The government's exploding interest in face recognition is leading to a new rule at DMVs around the country—no big smiles. Rather than saying "cheese" in Idaho, for instance, citizens should only wear "an expressionless face and a pleasant smile," Idaho DMV spokesperson Jake Melder told the Idaho Statesman earlier this month. "You can't be showing teeth." In February, authorities announced a similar policy in Colorado.
The new no-grin rules—part of standards set by REAL ID, a 2005 federal policy that governs domestic air travel documents—have been adopted by two dozen states, according to the U.S. Department of Homeland Security. The rest have until Jan 22, 2018, to comply.

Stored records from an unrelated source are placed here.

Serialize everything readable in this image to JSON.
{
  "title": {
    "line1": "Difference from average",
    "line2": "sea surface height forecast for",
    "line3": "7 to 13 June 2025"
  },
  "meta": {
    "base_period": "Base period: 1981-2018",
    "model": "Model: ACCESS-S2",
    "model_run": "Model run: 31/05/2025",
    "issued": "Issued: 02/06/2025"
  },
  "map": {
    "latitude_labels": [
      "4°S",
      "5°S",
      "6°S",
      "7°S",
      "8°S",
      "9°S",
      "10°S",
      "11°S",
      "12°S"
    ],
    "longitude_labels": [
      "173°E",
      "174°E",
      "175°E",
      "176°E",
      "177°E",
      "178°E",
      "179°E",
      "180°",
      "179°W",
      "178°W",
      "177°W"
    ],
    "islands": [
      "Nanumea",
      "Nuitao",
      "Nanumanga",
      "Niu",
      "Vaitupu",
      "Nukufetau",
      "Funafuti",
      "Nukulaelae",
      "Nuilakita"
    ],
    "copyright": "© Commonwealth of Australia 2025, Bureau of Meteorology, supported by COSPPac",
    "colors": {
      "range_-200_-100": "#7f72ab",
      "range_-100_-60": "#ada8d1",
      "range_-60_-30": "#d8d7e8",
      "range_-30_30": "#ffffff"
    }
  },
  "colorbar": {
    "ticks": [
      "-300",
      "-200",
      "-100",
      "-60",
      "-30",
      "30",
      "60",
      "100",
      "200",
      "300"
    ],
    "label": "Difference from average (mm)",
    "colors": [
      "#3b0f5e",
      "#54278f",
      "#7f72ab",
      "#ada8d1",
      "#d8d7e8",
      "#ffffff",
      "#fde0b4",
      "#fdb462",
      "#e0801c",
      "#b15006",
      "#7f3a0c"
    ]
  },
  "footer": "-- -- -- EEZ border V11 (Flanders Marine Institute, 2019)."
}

Facial recognition software—which can struggle with faces that aren't photographed "cooperatively," or head-on, with minimal facial expressions—is increasingly being used by individual states to crack down on identity theft, and by the FBI and law enforcement to conduct virtual lineups, sometimes spanning as much as half of the U.S. adult population: 18 states share their drivers license databases with the FBI as part of a large "face services" system targeted at catching criminals. (Idaho or Colorado are not currently part of the program.)
One possibility privacy advocates are not grinning about: real-time face recognition of citizens captured by the lenses of police body cameras. I wrote recently about that controversial application, and how lawmakers are questioning the FBI's assurances on accuracy and privacy.